Storr also raises the standpoint problem. In a sense, of course, he is correct. To say a situation is hopeless is to say it's ideal, as Frank Knight used to say. Obviously the world is not ideal, and so all is not hopeless. There is scope for reform to bring us greater freedom. But that direction indicates a standpoint -- greater freedom. We all face a standpoint problem.

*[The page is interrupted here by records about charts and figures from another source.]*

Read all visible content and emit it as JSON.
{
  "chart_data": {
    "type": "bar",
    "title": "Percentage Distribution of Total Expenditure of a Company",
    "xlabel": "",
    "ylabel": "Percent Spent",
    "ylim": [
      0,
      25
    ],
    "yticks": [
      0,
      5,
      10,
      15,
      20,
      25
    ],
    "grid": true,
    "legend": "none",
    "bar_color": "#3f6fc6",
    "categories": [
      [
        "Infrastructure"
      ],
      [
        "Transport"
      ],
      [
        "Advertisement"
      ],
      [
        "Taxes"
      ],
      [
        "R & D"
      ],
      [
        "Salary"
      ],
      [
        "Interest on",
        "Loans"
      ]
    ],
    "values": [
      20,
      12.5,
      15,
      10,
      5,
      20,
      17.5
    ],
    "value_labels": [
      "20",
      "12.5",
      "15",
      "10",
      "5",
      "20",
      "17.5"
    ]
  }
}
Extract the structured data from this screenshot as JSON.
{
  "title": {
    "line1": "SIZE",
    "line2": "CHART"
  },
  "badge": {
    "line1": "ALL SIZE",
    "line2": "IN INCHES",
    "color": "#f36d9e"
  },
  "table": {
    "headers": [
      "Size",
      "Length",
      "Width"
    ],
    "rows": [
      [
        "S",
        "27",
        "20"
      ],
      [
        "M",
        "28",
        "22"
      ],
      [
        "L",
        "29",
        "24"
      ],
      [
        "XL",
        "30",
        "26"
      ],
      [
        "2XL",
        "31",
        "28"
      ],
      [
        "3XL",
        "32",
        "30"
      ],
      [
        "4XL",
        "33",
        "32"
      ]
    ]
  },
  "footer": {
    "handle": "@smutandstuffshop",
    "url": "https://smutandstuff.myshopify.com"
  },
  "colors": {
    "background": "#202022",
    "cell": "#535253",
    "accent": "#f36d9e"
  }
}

But I think that rather than addressing the challenge put to him about Marx, Storr is cleverly sidestepping it. Of course, we all face a standpoint problem, but the question is how we face up to. And here there are two points to make -- the first is Hayekian in spirit, the second Buchananesque. First, in "Why I am Not a Conservative" (1960), Hayek lays out the argument that the social theorist must reserve the right to question all of society's values. Nothing can be held as sacrosanct. The scientific attitude for the student of society, just as for the student of nature, must always be to prefer questions that cannot be answered to answers that cannot be questioned. But everyone who reads that famous essay must also read his "The Errors of Constructivism" (1978), where he points out that while students of society must take the critical stance to all of society's values, they cannot criticize those values all at the same time: they face an epistemological constraint. There is no Archimedean point for social theorists to stand on; they must always critique from within a set of values that are taken as given, and the critique is always on the margin. We cannot step outside of time and offer, from on high as it were, correctives to the social ills that plague society in a root-and-branch fashion. We must begin with the here and now and work from there.
This leads directly to the Buchananesque point about politics, constitutional contract, and workable utopias. We cannot begin discussions of politics-as-exchange from imaginary starting points or with visions of incoherent utopias that will be implemented by rainbow-colored unicorns. Political bargaining for reform begins in the here and now and seeks structural changes in the rules that will produce Pareto improvements. Our guiding standpoint must be a direction of change toward a workable utopia. No transformation of the human spirit is allowed as a requirement for the system to work; no positing of benevolent dictators can be done, let alone omniscient ones. Our workable utopias must be subject to the ordinary motives of human beings and to their cognitive limitations. Working within that intellectual discipline, we can strive to find that set of institutions that will deal with the sharp edges in our social intercourse, ameliorate social ills, and enable us to live better together than we ever could in isolation. We can engender with appropriate constitutional craftsmanship a social order that exhibits neither discrimination nor domination.
Marx's vision violated the "workability" criteria, and thus the standpoint collapses. That "test" must be met by others as well -- as Storr rightly points out. But that others have criticized from an "ideal standpoint" irrelevant to humanity does not excuse Marx and Marxism from the problems whenever theorists engage in this sort of undisciplined flights of fancy. Students of society must do better, even if it costs us some cherished stories we have been persuaded to believe. The Easter bunny and tooth fairy also had to be given up as we matured.